An in silico serotyping approach was applied using the Molecular Serotyping Tool (MST) [45]. MST is a program for computer-assisted molecular identification of restriction fragment length polymorphisms (RFLP) patterns, in which the concepts of similarity and alignment between RFLP patterns were adapted from Needleman and Wunsch's dynamic programming algorithm. By analogy, RFLP patterns represented by ordered fragment sizes can be aligned, and their similarity can be calculated as the sum of penalties for edit operations (insertions, deletions or substitutions) that transform one pattern into another [45]. MST, available at http://www.cebio.org/mst, was originally designed for the identification of RFLP patterns from Escherichia coli and the Shigella O-antigen gene clusters [46, 47]. At present, identification of K. pneumoniae serotypes can also be achieved because the RFLP patterns of the amplified capsular antigen gene clusters of all known Klebsiella serotypes were published by Brisse et al. [29].The RFLP of Kp13 was determined and compared to those already described. All scores were used to build a distance matrix in a PHYLIP compatible format [48]. The distance matrix was used to reconstruct a phylogeny by the UPGMA method with the NEIGHBOR program, available in the PHYLIP package. The tree generated by UPGMA was visualized with the graphical viewer FIGTREE (http://tree.bio.ed.ac.uk/software/figtree/). To improve the analysis of the UPGMA tree, the two-time-scales were applied. The MST distance cutoff that is able to distinguish between two serotypes is 1.5, and the scale-adjusted measure should be interpreted as 0.75.

In vitro K-serotyping

Isolate Kp13 was sent to the International Escherichia and Klebsiella Reference Center (WHO), Statens Serum Institut, Copenhagen, Denmark, for serotyping. Briefly, K-typing was done by counter-current immunoelectrophoresis (CCIE) against antiserum pools as previously described [49]. Then, Kp13 was tested against with the specific K-antisera of the reacting pool. The presence of a visible capsule by wet-mount microscopy with Indian Ink, quellung reaction, was also carried out with specific antisera since a cross-reaction had occurred.

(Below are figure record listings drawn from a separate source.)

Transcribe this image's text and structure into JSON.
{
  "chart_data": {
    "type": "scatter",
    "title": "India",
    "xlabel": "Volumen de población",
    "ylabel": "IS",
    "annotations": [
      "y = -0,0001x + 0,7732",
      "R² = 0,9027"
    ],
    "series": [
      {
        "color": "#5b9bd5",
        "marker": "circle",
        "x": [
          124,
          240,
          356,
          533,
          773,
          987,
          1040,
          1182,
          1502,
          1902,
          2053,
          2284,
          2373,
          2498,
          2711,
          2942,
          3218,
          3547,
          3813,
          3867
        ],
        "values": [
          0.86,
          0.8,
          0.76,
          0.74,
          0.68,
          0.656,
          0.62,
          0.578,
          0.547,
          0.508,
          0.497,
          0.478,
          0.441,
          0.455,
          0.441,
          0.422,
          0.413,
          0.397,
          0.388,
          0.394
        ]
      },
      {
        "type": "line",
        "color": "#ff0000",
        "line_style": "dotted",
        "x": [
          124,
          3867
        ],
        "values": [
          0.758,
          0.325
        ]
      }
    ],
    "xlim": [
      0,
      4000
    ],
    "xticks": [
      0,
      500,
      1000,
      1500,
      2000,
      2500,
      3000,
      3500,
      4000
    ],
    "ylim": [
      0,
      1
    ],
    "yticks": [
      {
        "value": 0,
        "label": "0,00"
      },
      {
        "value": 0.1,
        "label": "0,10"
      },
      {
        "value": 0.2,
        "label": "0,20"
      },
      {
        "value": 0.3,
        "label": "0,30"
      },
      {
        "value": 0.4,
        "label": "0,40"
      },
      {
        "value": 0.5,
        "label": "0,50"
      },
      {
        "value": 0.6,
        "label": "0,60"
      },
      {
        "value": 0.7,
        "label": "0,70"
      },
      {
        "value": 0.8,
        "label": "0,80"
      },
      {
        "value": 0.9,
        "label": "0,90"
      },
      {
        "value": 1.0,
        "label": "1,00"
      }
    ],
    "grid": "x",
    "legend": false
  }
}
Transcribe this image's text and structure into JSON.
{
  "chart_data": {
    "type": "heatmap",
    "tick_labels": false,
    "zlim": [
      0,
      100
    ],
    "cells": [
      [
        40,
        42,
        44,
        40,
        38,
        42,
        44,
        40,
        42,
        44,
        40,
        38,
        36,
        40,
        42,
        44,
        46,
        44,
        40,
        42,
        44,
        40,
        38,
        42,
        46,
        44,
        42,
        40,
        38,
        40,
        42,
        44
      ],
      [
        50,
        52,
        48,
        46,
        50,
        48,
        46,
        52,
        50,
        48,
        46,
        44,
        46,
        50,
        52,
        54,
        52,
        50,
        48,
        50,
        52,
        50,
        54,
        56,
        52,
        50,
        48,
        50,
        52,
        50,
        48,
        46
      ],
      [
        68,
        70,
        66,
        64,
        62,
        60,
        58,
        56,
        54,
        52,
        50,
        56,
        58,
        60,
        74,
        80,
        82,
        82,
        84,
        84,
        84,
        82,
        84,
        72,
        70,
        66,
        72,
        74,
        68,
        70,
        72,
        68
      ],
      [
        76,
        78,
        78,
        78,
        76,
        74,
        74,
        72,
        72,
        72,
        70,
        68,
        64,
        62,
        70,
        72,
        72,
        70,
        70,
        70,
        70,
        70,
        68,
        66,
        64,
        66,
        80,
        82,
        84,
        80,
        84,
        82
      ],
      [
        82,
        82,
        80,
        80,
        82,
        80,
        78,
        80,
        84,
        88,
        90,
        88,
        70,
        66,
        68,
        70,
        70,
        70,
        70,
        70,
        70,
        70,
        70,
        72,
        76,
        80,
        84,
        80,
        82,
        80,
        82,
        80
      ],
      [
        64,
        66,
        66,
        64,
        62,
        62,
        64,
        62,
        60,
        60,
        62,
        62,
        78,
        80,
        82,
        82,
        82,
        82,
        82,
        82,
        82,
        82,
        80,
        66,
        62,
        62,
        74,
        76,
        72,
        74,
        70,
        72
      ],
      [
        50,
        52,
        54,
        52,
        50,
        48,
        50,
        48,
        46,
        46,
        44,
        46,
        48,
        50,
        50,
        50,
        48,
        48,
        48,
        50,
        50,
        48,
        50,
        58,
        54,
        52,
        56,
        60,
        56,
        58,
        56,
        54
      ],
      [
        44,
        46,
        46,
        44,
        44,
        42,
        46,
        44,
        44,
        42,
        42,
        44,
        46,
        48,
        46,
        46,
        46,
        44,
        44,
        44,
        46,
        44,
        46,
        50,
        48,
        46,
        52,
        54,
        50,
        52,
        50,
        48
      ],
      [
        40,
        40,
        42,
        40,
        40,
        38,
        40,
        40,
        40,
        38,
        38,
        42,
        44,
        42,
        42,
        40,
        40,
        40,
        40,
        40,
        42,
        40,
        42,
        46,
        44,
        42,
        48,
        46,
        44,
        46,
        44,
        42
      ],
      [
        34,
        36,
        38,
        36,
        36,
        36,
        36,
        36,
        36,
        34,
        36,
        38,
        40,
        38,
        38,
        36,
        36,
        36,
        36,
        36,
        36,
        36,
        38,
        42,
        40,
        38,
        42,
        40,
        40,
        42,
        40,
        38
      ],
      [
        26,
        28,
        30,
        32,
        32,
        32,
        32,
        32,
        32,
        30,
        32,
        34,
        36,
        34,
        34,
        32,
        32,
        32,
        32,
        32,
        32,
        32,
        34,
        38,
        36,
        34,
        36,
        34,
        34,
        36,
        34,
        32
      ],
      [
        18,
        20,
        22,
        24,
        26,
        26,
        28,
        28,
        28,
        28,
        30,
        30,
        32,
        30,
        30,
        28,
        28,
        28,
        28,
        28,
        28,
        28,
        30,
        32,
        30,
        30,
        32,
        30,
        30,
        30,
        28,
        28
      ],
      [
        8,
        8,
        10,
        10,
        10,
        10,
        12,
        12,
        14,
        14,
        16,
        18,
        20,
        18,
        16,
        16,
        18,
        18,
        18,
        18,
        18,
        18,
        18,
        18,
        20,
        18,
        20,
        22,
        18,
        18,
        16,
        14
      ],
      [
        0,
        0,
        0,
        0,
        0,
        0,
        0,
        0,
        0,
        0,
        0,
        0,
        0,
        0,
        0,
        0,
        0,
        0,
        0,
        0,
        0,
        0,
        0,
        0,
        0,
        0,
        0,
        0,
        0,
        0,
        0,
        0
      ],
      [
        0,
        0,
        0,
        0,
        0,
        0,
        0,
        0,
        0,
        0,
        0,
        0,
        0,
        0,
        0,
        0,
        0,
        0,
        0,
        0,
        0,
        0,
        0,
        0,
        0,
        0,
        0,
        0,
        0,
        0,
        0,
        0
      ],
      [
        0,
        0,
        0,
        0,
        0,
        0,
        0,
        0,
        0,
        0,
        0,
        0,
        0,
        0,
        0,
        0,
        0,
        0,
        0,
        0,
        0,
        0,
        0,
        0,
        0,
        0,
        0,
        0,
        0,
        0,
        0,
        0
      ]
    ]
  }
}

Nucleotide sequence accession numbers

The cpsKp13 sequence and annotations are available from Genbank (http://www.ncbi.nlm.nih.gov/Genbank) under accession number [GenBank:JN377737]. The GenBank accession numbers for other sequences discussed in the manuscript are [GenBank:JN377738] (galE), [GenBank:JN377739] (galU), [GenBank:JN377740] (rfaH), [GenBank:JN377741] (rcsB) and [GenBank:JN377742] (rcsA).